The action has been brought on behalf of 19 individuals who are challenging a decision by the Minister for Health on 28 June last not to establish a formal investigation into the circumstances of coronavirus-related deaths in homes in the State.
Most of the applicants had a relative who is recorded as having died from Covid-19 while in a nursing home.
Some have experienced what they claim are a range of failures within care facilities during the pandemic, which they say should be included in the inquiry.
The court heard that the applicants sought the investigation because of their deep concerns about the relative's deaths and the preparedness and response of the homes.
They also claim that a public investigation into their deaths is required under both the Irish Constitution and the European Convention of Human Rights.
Such an investigation, they say, would establish the facts, allow learning from events, provide accountability, help rebuild confidence in the sector and prevent a reoccurrence.
They claim the refusal by the State, formally indicated to the applicant's solicitors last month, to hold such an inquiry is contrary to the public interest, is unfair, unreasonable and disproportionate.
Represented by Ronan Lavery SC the applicants have brought judicial review proceedings against the Taoiseach, the Minister for Health, the Minister for Finance, Ireland and the Attorney General.
They are seeking an order quashing last June's decision not to hold an investigation into Covid-19 deaths, and damages.
They are also seeking a declaration that articles of the Irish Constitution and the European Convention on Human Rights warrant an investigation into the circumstances of Covid-19 deaths in the State's nursing homes.

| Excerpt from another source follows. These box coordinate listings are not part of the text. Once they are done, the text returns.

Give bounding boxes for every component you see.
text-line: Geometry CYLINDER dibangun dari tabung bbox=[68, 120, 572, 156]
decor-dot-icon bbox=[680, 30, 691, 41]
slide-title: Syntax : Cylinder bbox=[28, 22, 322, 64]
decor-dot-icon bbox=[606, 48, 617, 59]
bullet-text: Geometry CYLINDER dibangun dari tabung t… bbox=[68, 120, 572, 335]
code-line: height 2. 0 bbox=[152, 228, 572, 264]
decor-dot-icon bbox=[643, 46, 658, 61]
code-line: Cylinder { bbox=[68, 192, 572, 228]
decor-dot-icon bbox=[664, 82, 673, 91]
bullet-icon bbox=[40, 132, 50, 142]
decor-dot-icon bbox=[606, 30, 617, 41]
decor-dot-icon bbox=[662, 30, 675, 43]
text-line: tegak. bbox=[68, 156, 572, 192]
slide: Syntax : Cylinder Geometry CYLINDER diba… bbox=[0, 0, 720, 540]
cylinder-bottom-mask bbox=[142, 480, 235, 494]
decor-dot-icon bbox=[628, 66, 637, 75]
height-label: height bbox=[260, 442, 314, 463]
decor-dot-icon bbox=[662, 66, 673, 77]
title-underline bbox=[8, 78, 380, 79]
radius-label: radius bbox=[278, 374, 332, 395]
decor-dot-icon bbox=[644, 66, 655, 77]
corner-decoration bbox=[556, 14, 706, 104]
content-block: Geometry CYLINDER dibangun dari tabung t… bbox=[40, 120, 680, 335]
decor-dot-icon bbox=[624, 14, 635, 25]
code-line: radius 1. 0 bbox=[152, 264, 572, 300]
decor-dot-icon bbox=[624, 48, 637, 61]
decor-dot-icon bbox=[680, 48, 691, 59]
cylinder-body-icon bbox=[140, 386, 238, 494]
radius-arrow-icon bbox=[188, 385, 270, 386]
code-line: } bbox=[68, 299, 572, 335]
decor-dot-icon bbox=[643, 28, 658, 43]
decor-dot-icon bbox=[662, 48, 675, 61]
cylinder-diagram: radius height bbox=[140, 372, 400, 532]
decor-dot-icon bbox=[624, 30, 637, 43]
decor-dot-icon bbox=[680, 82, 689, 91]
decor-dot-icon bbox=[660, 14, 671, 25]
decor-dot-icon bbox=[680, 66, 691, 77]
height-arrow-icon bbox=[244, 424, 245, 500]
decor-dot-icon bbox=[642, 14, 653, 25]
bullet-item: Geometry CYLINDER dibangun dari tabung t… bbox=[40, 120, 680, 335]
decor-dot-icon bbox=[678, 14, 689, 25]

They are further seeking declarations that the refusal to conduct such an inquiry is unlawful, unconstitutional and in breach of the applicants' rights.
The matter was briefly mentioned, on an ex parte basis, before Mr Justice Charles Meenan.
The judge noted that no medical evidence supporting some of the applicants' claims that residents had been badly or not properly treated in the homes had been given to the court.
He said that given the issues raised he wanted time to consider the documents in the application and adjourning the matter to later this week.